Speaking of artists, it’s getting harder and hard to find unique ways to say good things about Dave Stewart. I imagine that if you’re a comic book professional, and you hear that Dave Stewart is on a project you’re working on, you just breathe a sigh of relief. He’s going to do the job, and he’s going to do it literally better than anyone else. In this issue, the crew of Conan’s ship is stricken with a mysterious fever, and as a result the whole issue is bathed in a subtle, dull pallor, where the world has very little light, or even color, for that matter. It’s like being in a hospital in the middle of the night. It’s grim. That is a storytelling device every bit as much as the placement of the panels, and Stewart has earned many accolades for his skill.
I was never all that interested in Conan, outside of finding Schwarzenegger’s performance to be kind of silly. I almost wish my first taste of him was through comics, rather than the movies. But Brian Wood is giving me and Conan a second chance. He’s not reinventing the wheel, but I think he’s doing a great service to the spirit of the property that’s serving to cleanse all my preconceived notions about what Conan is. In a ways, it’s a look at a different kind of person than anyone we know in our lives. The ideas of morality and power and strength are all slightly askew, and the emotional core of the person that is Conan is interesting to ponder. He’s not a good guy, but he’s not really a bad guy either. You don’t know what he can do, but you do know that nothing really scares him. This issue presents an interesting challenge, because he’s leaning towards doing the “right” thing, but in this world where there isn’t really medicine, and most of the people he’s trying to help are very likely to die, what is the point? Of course, this all takes place among a world much more dangerous and unforgiving than the world we know. You wouldn’t want to live in it if you weren’t as strong as Conan. Even then, it’s pretty rough. When I got to the end of the issue, I really wanted to know what was next, and that’s always a good sign for a comic book issue, because I have no idea what’s going to happen.
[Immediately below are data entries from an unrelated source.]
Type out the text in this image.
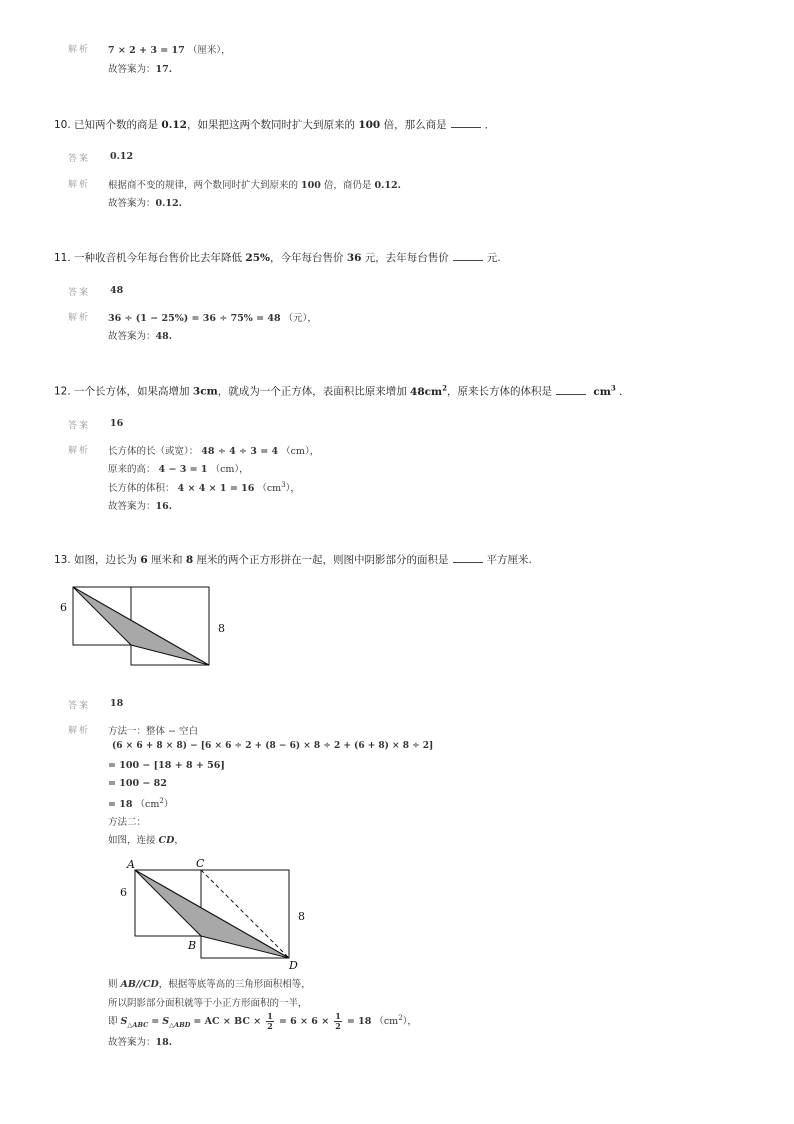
解析 7 × 2 + 3 = 17 （厘米），
故答案为：17.
10. 已知两个数的商是 0.12，如果把这两个数同时扩大到原来的 100 倍，那么商是	．
答案 0.12
解析 根据商不变的规律，两个数同时扩大到原来的 100 倍，商仍是 0.12.
故答案为：0.12.
11. 一种收音机今年每台售价比去年降低 25%，今年每台售价 36 元，去年每台售价	元.
答案 48
解析 36 ÷ (1 − 25%) = 36 ÷ 75% = 48 （元），
故答案为：48.
12. 一个长方体，如果高增加 3cm，就成为一个正方体，表面积比原来增加 $48cm^2$，原来长方体的体积是	$cm^3$ ．
答案 16
解析 长方体的长（或宽）： 48 ÷ 4 ÷ 3 = 4 （cm），
原来的高： 4 − 3 = 1 （cm），
长方体的体积： 4 × 4 × 1 = 16 $(cm^3)$，
故答案为：16.
13. 如图，边长为 6 厘米和 8 厘米的两个正方形拼在一起，则图中阴影部分的面积是	平方厘米.
6
8
答案 18
解析 方法一：整体 − 空白
(6 × 6 + 8 × 8) − [6 × 6 ÷ 2 + (8 − 6) × 8 ÷ 2 + (6 + 8) × 8 ÷ 2]
= 100 − [18 + 8 + 56]
= 100 − 82
= 18 $(cm^2)$
方法二：
如图，连接 CD，
A	C
B
D
6
8
则 AB//CD，根据等底等高的三角形面积相等，
所以阴影部分面积就等于小正方形面积的一半，
即 $S_{\triangle ABC} = S_{\triangle ABD}$ = AC × BC × $\frac{1}{2} = 6 \times 6 \times \frac{1}{2} = 18$ $(cm^2)$，
故答案为：18.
Conan the Barbarian is the right kind of story for the comic book medium, and Dark Horse have been smart enough to assemble the right kind of team on it. Even if you’re just interested in craft, and how people who are very good at making comic books do their job, it’s enough to want to read it. But I’m also completely into the story. There are all sorts of elements swirling around in a fascinating world that’s not our own, and it’s a lot of fun. In contrast to the bombast we’re constantly seeing in the pages of other comics, reading a book where skilled craftsmen just do their job as well as can be done is a joy. Helpfully, that joy sounds nothing like the former governor of California.